Oriental Institute celebrates 100th anniversary, showcasing its work to public

The Oriental Institute (OI) of the Czech Academy of Sciences is celebrating 100 years of existence this year. One of the oldest institutions dedicated to the study of Oriental cultures in Central and Eastern Europe, the OI has played its part in furthering not just domestic but also worldwide knowledge about Asian cultures, languages and history. Marking the occasion, the institute has organised several events profiling its work for the ongoing Week of the Czech Academy of Sciences.

While it became a part of what was then the newly-established Czechoslovak Academy of Sciences in 1953, the Oriental Institute traces its beginnings to 1922, when it was officially approved by the National Assembly of the First Czechoslovak Republic.

Dr Táňa Dluhošová, the director of the institute, explains.

“Professor Alois Musil arrived from Vienna to Prague in 1916 and he had this idea to set up an institute that would have two branches.

“One of them would be economic and aim to help the new Czechoslovak state get its foot in the door when it came to so-called ‘oriental’ lands.

Táňa Dluhošová | Photo: Noemi Fingerlandová,  ČRo Plus

“It was supposed to serve as an infrastructural basis for state and private companies who wanted to do business and start some sort of economic collaboration with countries that were mainly located in the middle-east.”

This economic department generated money to support the institute’s other branch which was made up of academics.

“People from this academic branch were sent to those oriental countries that they were interested in to learn more and to provide information to the business department and to the general public.”

Unlike the Czech universities that were forcibly shut down, the institute managed to continue its educational work also during the Nazi occupation period. This was largely thanks to the fact that the Professor of the German part of Prague’s Charles University, Arabist and Nazi party member Adolf Grohmann, was named the director of the institute.

The Oriental Institute | Photo: ČT24

“This meant that when the Second World War came to an end there was a new generation of Orientalists who were ready to start their careers, which was not the case for many of the other disciplines.

“It’s why the Oriental studies institute had a very steep trajectory and developed very fast during the 1950s and 1960s.

Now a part of the Czechoslovak Academy of Sciences, the Oriental Institute lost its economic branch and focused exclusively on academic work. It saw its arguably greatest period during the 1960s, says Dr Dluhošová.

Illustrative photo: Czech Academy of Sciences

“At its peak it had about 90 employees. Many of them were traveling abroad as visiting professors, giving lectures and so on. There were several research topics, or clusters of scholars who studied certain phenomena that were present in different regions.

“It was a kind of comparative research regarding modernity and how states, especially in East and South Asia, developed vis-à-vis their encounters with the West and what modernity actually meant for them.”

The other significant cluster related to lexicology – the study of the form, meaning, and behaviour of words.
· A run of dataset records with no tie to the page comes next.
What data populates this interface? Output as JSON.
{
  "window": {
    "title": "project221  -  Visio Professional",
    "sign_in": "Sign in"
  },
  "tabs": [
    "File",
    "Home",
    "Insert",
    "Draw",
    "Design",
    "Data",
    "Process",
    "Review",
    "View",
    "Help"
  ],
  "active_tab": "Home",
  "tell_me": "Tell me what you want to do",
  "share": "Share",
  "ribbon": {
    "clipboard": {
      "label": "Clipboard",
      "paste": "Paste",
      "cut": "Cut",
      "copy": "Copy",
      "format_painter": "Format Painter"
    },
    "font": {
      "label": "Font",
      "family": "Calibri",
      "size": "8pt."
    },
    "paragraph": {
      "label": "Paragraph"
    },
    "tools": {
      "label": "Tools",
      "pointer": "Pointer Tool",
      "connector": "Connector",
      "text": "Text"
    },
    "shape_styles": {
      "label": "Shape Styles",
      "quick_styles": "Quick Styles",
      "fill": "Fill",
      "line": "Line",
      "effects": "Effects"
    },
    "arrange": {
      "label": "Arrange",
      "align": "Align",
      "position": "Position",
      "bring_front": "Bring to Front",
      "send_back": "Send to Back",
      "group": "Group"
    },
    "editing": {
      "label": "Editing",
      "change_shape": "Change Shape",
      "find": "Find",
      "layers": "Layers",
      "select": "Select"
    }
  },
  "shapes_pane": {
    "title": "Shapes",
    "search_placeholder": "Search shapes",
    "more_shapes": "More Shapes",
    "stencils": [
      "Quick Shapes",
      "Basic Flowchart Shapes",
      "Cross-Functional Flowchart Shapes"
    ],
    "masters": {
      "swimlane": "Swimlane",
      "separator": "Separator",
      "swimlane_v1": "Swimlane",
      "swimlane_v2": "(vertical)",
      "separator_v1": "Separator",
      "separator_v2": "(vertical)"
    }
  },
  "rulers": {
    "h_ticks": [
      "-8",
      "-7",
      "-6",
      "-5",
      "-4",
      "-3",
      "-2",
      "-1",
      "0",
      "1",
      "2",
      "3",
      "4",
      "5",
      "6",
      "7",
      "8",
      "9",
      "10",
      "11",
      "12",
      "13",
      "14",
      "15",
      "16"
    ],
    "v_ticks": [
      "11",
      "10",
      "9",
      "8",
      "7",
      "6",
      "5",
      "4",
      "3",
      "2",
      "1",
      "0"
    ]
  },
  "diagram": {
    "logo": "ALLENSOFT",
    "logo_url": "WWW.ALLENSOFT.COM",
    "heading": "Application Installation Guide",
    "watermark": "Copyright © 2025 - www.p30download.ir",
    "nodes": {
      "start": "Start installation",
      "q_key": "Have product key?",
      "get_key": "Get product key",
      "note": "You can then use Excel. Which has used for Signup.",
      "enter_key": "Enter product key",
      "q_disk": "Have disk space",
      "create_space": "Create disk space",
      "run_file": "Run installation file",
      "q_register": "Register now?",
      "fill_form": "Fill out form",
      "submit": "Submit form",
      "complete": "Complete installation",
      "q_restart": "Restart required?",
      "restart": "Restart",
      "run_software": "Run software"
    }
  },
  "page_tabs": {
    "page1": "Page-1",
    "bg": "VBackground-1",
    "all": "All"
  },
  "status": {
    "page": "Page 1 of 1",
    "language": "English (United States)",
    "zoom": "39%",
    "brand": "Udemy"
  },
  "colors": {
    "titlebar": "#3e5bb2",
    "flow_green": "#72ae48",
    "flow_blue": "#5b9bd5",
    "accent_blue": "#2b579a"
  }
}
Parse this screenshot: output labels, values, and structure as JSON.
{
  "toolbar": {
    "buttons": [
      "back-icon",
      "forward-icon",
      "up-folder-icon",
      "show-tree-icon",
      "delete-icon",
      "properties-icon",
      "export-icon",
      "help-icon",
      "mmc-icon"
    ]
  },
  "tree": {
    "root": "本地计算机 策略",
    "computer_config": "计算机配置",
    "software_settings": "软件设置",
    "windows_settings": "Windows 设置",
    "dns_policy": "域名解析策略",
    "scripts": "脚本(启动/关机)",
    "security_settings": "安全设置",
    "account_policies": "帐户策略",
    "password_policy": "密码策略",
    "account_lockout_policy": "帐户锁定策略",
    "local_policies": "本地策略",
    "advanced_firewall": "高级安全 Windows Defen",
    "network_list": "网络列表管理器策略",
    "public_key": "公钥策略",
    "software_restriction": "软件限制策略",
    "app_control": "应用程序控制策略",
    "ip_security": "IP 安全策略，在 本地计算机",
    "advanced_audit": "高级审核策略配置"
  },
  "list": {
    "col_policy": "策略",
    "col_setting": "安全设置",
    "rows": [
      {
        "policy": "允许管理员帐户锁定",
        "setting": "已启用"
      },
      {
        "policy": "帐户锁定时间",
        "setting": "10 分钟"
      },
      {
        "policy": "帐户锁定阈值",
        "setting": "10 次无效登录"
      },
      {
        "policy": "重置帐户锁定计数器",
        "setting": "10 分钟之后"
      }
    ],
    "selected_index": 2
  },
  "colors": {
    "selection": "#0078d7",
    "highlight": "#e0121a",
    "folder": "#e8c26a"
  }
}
The institute’s researchers managed to come up with a new lexicological methodology which was also adopted abroad.

Just as many other Czechoslovak institutions, the institute saw major changes in personnel after the 1968 invasion of the country and the implementation of normalisation. Many of the institute’s leading researchers would emigrate, going on to forge successful careers abroad in Western universities. Meanwhile, the institute’s leadership and research became much more politicised.

Illustrative photo: Czech Academy of Sciences

After the Velvet Revolution, the Oriental Institute saw a gradual exodus of Communist-era staff as well as the introduction of more multi-disciplinary research. The institute’s cohort of researchers has also become far more diverse in recent years, says Dr Dluhošová.

“I think this really helped us to open up and internationalise. Now nearly a half of our staff are foreigners.”

The Oriental Institute | Photo: Juan de Vojníkov,  Wikimedia Commons,  CC BY-SA 3.0

While the institute no longer has set clusters of research, the head of the institute says that its strengths now lie especially in research related to East Asia, including Taiwan, and the Middle East. For example, one of the institute’s current programmes, Monuments of Mosul in Danger, focuses on analysing the damage caused to that city’s cultural heritage when it was occupied by the so-called Islamic State and recreating them through a 3D model.

This project of the institute, as well as many others, are currently being presented to the public as part of the Week of the Czech Academy of Sciences, which runs until Sunday, November 6.